Nucleus of Neurosciences, Clinics Hospital, Federal University of Goiás, Goiânia, Goiás, Brazil.
J Neurosurg Case Lessons. 2024 Oct 28;8(18). doi: 10.3171/CASE24502.
Deep brain stimulation (DBS) is commonly used to treat Parkinson's disease (PD) and other movement disorders when other treatments fail. Although DBS can significantly improve motor symptoms, it carries risks such as infections, which can require multiple surgeries and prolonged antibiotic therapy. Research on the long-term neurological effects of DBS-related infections is limited.

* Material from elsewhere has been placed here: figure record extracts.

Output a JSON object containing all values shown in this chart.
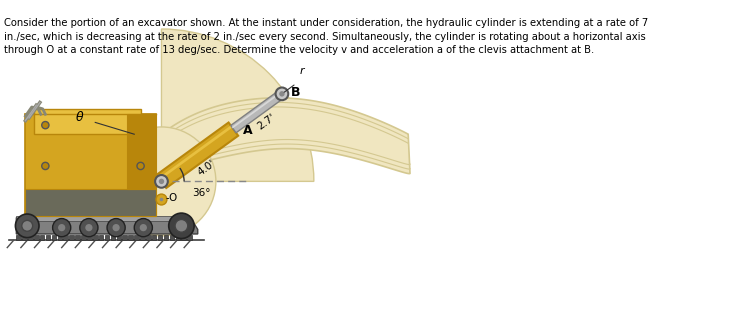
{
  "text_block": "Consider the portion of an excavator shown. At the instant under consideration, the hydraulic cylinder is extending at a rate of 7\nin./sec, which is decreasing at the rate of 2 in./sec every second. Simultaneously, the cylinder is rotating about a horizontal axis\nthrough O at a constant rate of 13 deg/sec. Determine the velocity v and acceleration a of the clevis attachment at B.",
  "label_r": "r",
  "label_B": "B",
  "label_27": "2.7'",
  "label_A": "A",
  "label_40": "4.0'",
  "label_36": "36°",
  "label_O": "O",
  "label_theta": "θ",
  "bg_color": "#ffffff",
  "body_yellow": "#d4a520",
  "body_yellow_dark": "#b8860b",
  "body_yellow_light": "#e8c040",
  "arm_beige": "#f0e6c0",
  "arm_beige_dark": "#d4c890",
  "arm_beige_mid": "#e8ddb0",
  "track_gray": "#808080",
  "track_dark": "#404040",
  "track_light": "#a0a0a0",
  "steel_gray": "#b8b8b8",
  "steel_dark": "#808080",
  "pivot_color": "#c8c8c8",
  "text_color": "#000000",
  "dashed_color": "#888888"
}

A 58-year-old man with a 13-year history of PD, refractory to optimized clinical management, underwent subthalamic nucleus (STN) DBS after previous contralateral lesioning of the posterior subthalamic area. Postoperatively, the DBS lead migrated upward and was repositioned, but he developed perielectrode cerebritis 5 days later. The DBS system was completely removed, and he underwent a 28-day course of intravenous antibiotics. Initially, his motor symptoms remained unchanged, but 4 months later, he experienced a significant and sustained motor symptom improvement that continued until the last follow-up assessment (40 months). Magnetic resonance imaging performed 2 years after the explantation showed gliosis and hemosiderin deposition in the STN, suggesting that the infection-induced gliosis had a lesion-like effect, leading to the observed clinical improvement.

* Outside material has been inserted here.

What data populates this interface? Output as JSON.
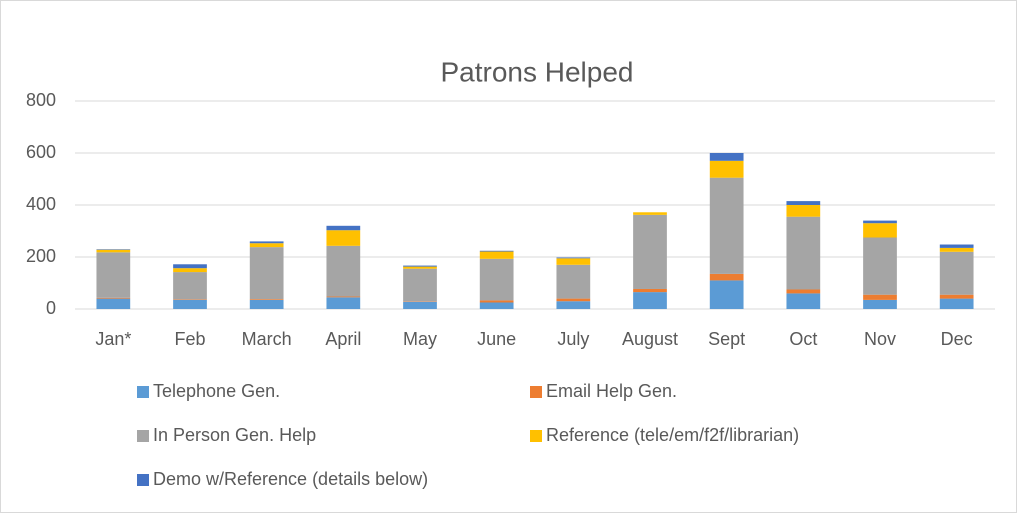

This case suggests that infection-induced gliosis from DBS complications can unexpectedly result in long-term motor symptom improvements, potentially influencing future management strategies for similar cases. https://thejns.org/doi/10.3171/CASE24502.
当其他治疗方法无效时,脑深部电刺激(DBS)常用于治疗帕金森病(PD)和其他运动障碍。尽管DBS能显著改善运动症状,但它存在感染等风险,这可能需要多次手术和长期抗生素治疗。关于DBS相关感染的长期神经学影响的研究有限。
一名有13年帕金森病病史的58岁男性,对优化的临床管理无效,在先前对侧丘脑底后区损伤后接受了丘脑底核(STN)DBS治疗。术后,DBS电极向上迁移并重新定位,但5天后他发生了电极周围脑炎。DBS系统被完全移除,他接受了为期28天的静脉抗生素治疗。最初,他的运动症状保持不变,但4个月后,他经历了显著且持续的运动症状改善,这种改善一直持续到最后一次随访评估(40个月)。植入物取出2年后进行的磁共振成像显示,STN有胶质增生和含铁血黄素沉积,提示感染诱导的胶质增生具有类似病变的作用,导致了观察到的临床改善。